Zero secret leaks in 6 months (down from 6 in the previous 6 months)
48 hours/year saved in remediation time
Reduced security risk from exposed credentials
Improved security culture through immediate feedback
Negligible performance impact (<100ms per commit)

Detect-secrets became an invisible safety net. Developers rarely think about it—it just works, blocking secrets before they reach the repository. The rare false positive is handled in seconds, and actual secrets are caught 100% of the time at commit.

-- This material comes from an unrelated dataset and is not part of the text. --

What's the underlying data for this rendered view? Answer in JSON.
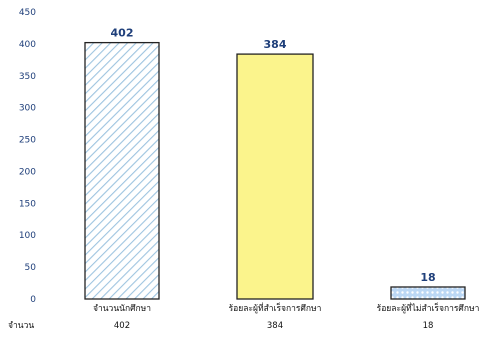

The cultural shift was subtle but significant. Developers became more conscious of where secrets live in code. Instead of temporarily hardcoding an API key "just for testing," they use environment variables from the start. The tool shaped behavior through immediate feedback, making secure practices the path of least resistance.

Key Takeaways

Prevent problems at the source - Block secrets at commit time, not after they've leaked
Accept false positives - Better to review 100 false positives than miss 1 real secret
Make it automatic - Integrate with pre-commit so developers don't have to remember
Provide clear feedback - Show exactly what triggered the alert and how to fix it
Measure impact - Track leaks prevented and time saved to demonstrate value

Secret scanning is a solved problem. Tools like detect-secrets are mature, fast, and effective. The only question is whether you'll implement it before or after your next credential leak. We chose before, and six months of zero incidents proves the value.